Just found this info twitted by @TheNextWeb : Japanese researchers invent automatic animated sign language
system, and just had to blog about it !
As you may not know, apart my research work on text analytics methodologies,
I studied speech processing until the rigorous nomenclatures of the French
University forced me to choose between specializing in Natural Language
Processing applied to textual material or applied to speech material, a few
years ago.
I still have a strong interest for what goes on in the field of speech processing and its applications (conversational agents, lip-sync systems, vocal search engines) even though I work on textual material for now. And I particularly enjoy applications that merge text and speech processing. So I could not help but being drown into writing those lines on the latest innovative development made by the NHK Science & Technology Research Laboratories that is, imho, just an awesome example of what could be done merging text and speech processing. Let's take a closer look :
The NHK Science & Technology Research Laboratories is coming up with technology that automatically generates animated sign language in order to expand sign language in news broadcasts.

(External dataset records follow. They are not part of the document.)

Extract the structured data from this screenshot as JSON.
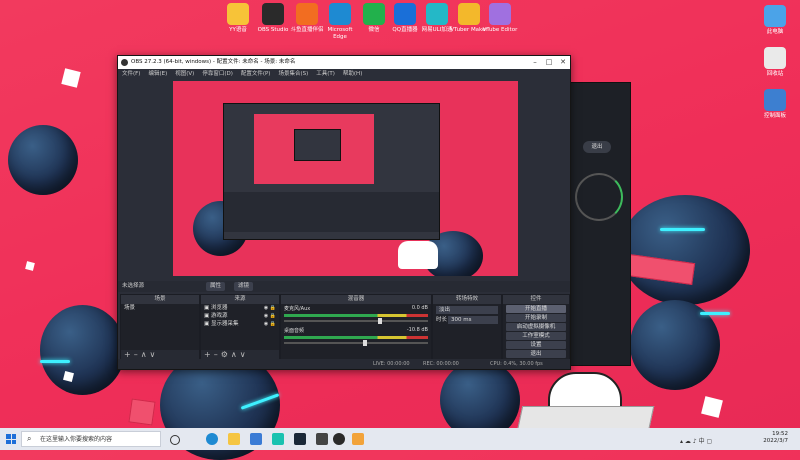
{
  "desktop_icons": [
    {
      "label": "YY语音",
      "color": "#f7c338"
    },
    {
      "label": "OBS Studio",
      "color": "#2a2a2a"
    },
    {
      "label": "斗鱼直播伴侣",
      "color": "#f26d21"
    },
    {
      "label": "Microsoft Edge",
      "color": "#1e8ad2"
    },
    {
      "label": "微信",
      "color": "#22b14c"
    },
    {
      "label": "QQ直播器",
      "color": "#1a6fd8"
    },
    {
      "label": "网易ULI加速",
      "color": "#24b8c7"
    },
    {
      "label": "VTuber Maker",
      "color": "#f3b82b"
    },
    {
      "label": "VTube Editor",
      "color": "#a070e0"
    }
  ],
  "right_desktop_icons": [
    {
      "label": "此电脑",
      "color": "#4ba3e8"
    },
    {
      "label": "回收站",
      "color": "#eaeaea"
    },
    {
      "label": "控制面板",
      "color": "#3d7fd0"
    }
  ],
  "obs": {
    "title": "OBS 27.2.3 (64-bit, windows) - 配置文件: 未命名 - 场景: 未命名",
    "menu": [
      "文件(F)",
      "编辑(E)",
      "视图(V)",
      "停靠窗口(D)",
      "配置文件(P)",
      "场景集合(S)",
      "工具(T)",
      "帮助(H)"
    ],
    "scene_bar": {
      "label": "未选择源",
      "props": "属性",
      "filters": "滤镜"
    },
    "docks": {
      "scenes": {
        "title": "场景",
        "items": [
          "场景"
        ]
      },
      "sources": {
        "title": "来源",
        "items": [
          "浏览器",
          "游戏源",
          "显示器采集"
        ]
      },
      "mixer": {
        "title": "混音器",
        "channels": [
          {
            "name": "麦克风/Aux",
            "db": "0.0 dB",
            "fill": 0.65
          },
          {
            "name": "桌面音频",
            "db": "-10.8 dB",
            "fill": 0.55
          }
        ]
      },
      "transitions": {
        "title": "转场特效",
        "type": "淡出",
        "duration_label": "时长",
        "duration": "300 ms"
      },
      "controls": {
        "title": "控件",
        "buttons": [
          "开始直播",
          "开始录制",
          "启动虚拟摄像机",
          "工作室模式",
          "设置",
          "退出"
        ]
      }
    },
    "status": {
      "live": "LIVE: 00:00:00",
      "rec": "REC: 00:00:00",
      "cpu": "CPU: 0.4%, 30.00 fps"
    }
  },
  "side_app": {
    "button": "退出"
  },
  "taskbar": {
    "search_placeholder": "在这里输入你要搜索的内容",
    "time": "19:52",
    "date": "2022/3/7"
  }
}
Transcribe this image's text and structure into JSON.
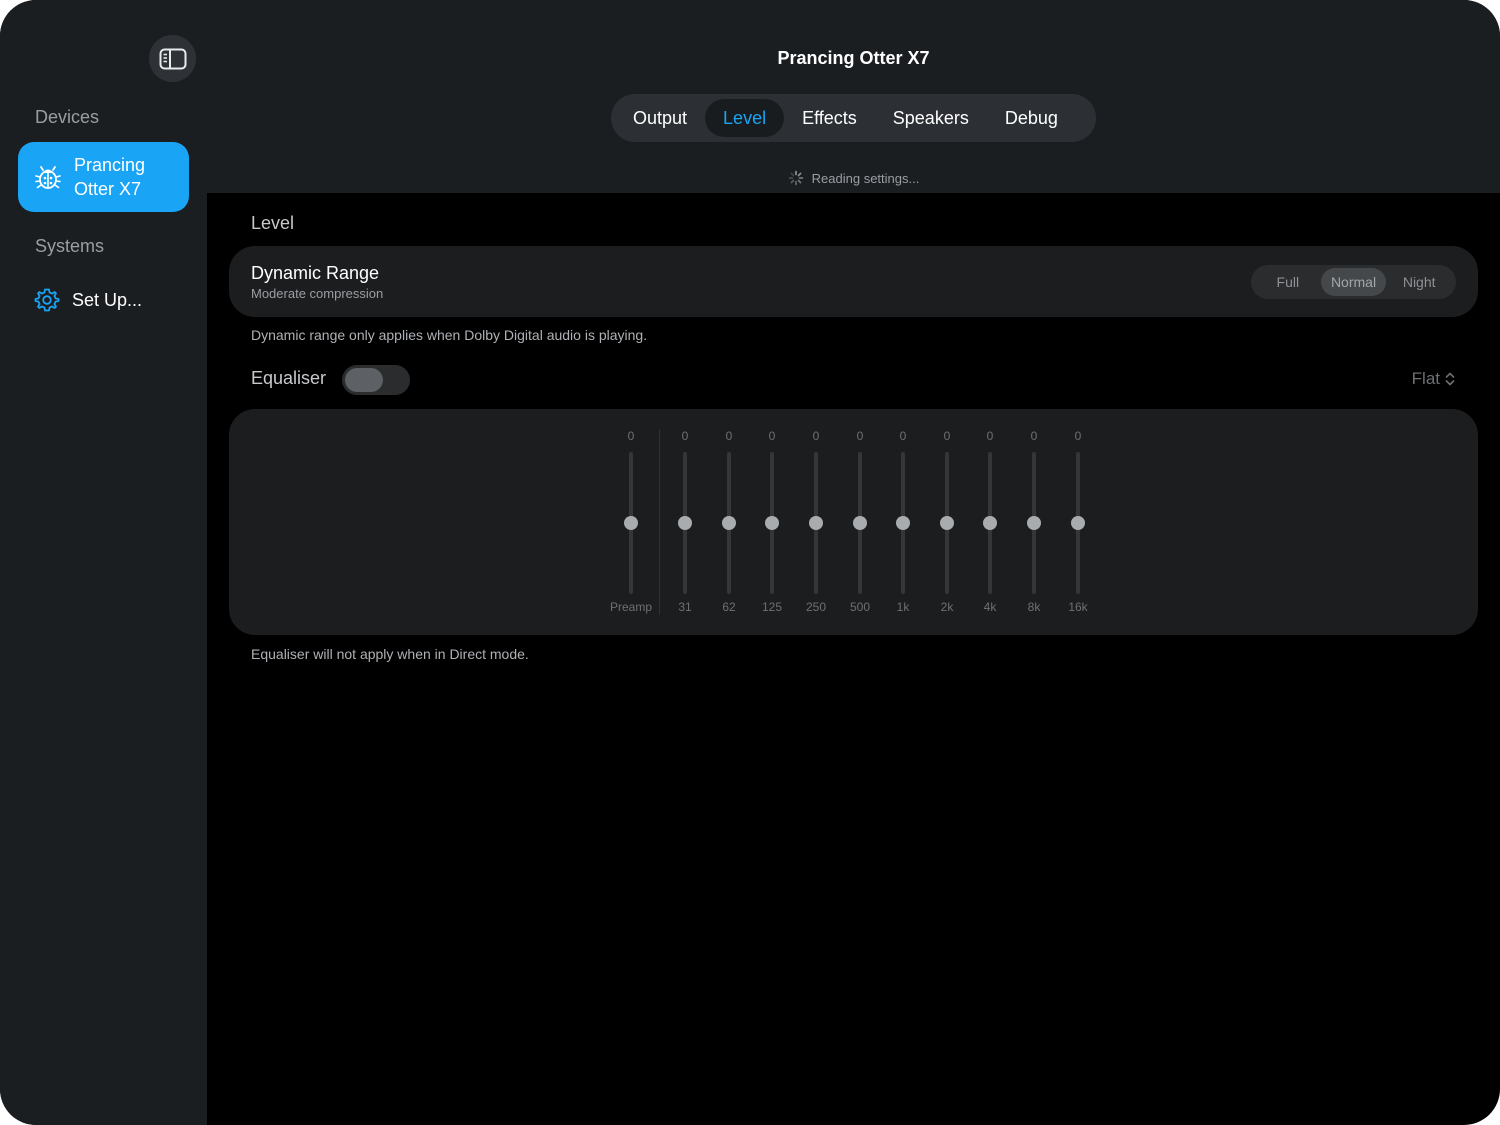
{
  "sidebar": {
    "devices_title": "Devices",
    "systems_title": "Systems",
    "device_item": {
      "label": "Prancing Otter X7",
      "icon": "ladybug-icon"
    },
    "setup_item": {
      "label": "Set Up...",
      "icon": "gear-icon"
    }
  },
  "header": {
    "title": "Prancing Otter X7",
    "tabs": [
      {
        "label": "Output"
      },
      {
        "label": "Level",
        "active": true
      },
      {
        "label": "Effects"
      },
      {
        "label": "Speakers"
      },
      {
        "label": "Debug"
      }
    ],
    "status": "Reading settings..."
  },
  "level": {
    "heading": "Level",
    "dynamic_range": {
      "title": "Dynamic Range",
      "subtitle": "Moderate compression",
      "options": [
        "Full",
        "Normal",
        "Night"
      ],
      "selected": "Normal",
      "note": "Dynamic range only applies when Dolby Digital audio is playing."
    },
    "equaliser": {
      "heading": "Equaliser",
      "enabled": false,
      "preset": "Flat",
      "bands": [
        {
          "label": "Preamp",
          "value": "0",
          "level": 0.5
        },
        {
          "label": "31",
          "value": "0",
          "level": 0.5
        },
        {
          "label": "62",
          "value": "0",
          "level": 0.5
        },
        {
          "label": "125",
          "value": "0",
          "level": 0.5
        },
        {
          "label": "250",
          "value": "0",
          "level": 0.5
        },
        {
          "label": "500",
          "value": "0",
          "level": 0.5
        },
        {
          "label": "1k",
          "value": "0",
          "level": 0.5
        },
        {
          "label": "2k",
          "value": "0",
          "level": 0.5
        },
        {
          "label": "4k",
          "value": "0",
          "level": 0.5
        },
        {
          "label": "8k",
          "value": "0",
          "level": 0.5
        },
        {
          "label": "16k",
          "value": "0",
          "level": 0.5
        }
      ],
      "note": "Equaliser will not apply when in Direct mode."
    }
  },
  "colors": {
    "accent": "#1aa4f6",
    "sidebar_bg": "#1b1e21",
    "card_bg": "#1c1d1f"
  }
}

Simply put, it is almost like a lip-sync system but for the hands
The
system is actually built on a text-to-text correspondence module that converts
japanese text to signed text ; another correspondance module then
associates text spans to "hand-codes" (I don't know the exact term, and suggest
this one by analogy with "mouth-codes", used in animation for lip-sync systems
development).
The cherry-on-top idea ? Incorporating a translation memory to
enhance the system outputs with expert knowledge : this materializes by a
user interface through wich a human can enrich the lexicon or refine
combination rules for hand gestures.
Oh yes ! I teased with "speech2text" but wait... There is no speech-to-text module in this system ! Let's think about it : it lacks only one brick ! Indeed, once the speech signal's complexity is reduced to text material (words, phrases or any other accurate text span), the whole system would be in capacity to deal with speech material as input. This kind of phonetization processes development is not an issue in itself nowadays.
And if we think a bit further, I'd say it is a reasonable hope to expect
this kind of system handling "text2speech" outputs too, even if "text2speech"
is not as easy to handle for now, if one is expecting for a natural /
non-robotic output. That would be very useful for blind people (of course, they
can hear broadcast news, but hey, what if they want to refresh their experience
of accessing written info on the web ?), social games applications (texting
messages to your motioned and talking avatar while being temporarily or
permanently speechless, so that it can talk ingame) or domotic applications
(texting messages to your home that are displayed with your avatar and voice in
the end, for example), to mention just a few. #I skip the 3D motion part, as I
am completely unexperimented in this domain#
I am quietly but eagerly waiting for this kind of initiatives to develop and
impact the mainstream audience. Startupers with NLProc backgrounds in text AND
speech processing should begin to combine their skills thinking of the next
opportunities to come up with an innovative solution : multimodal
NLProc is on its way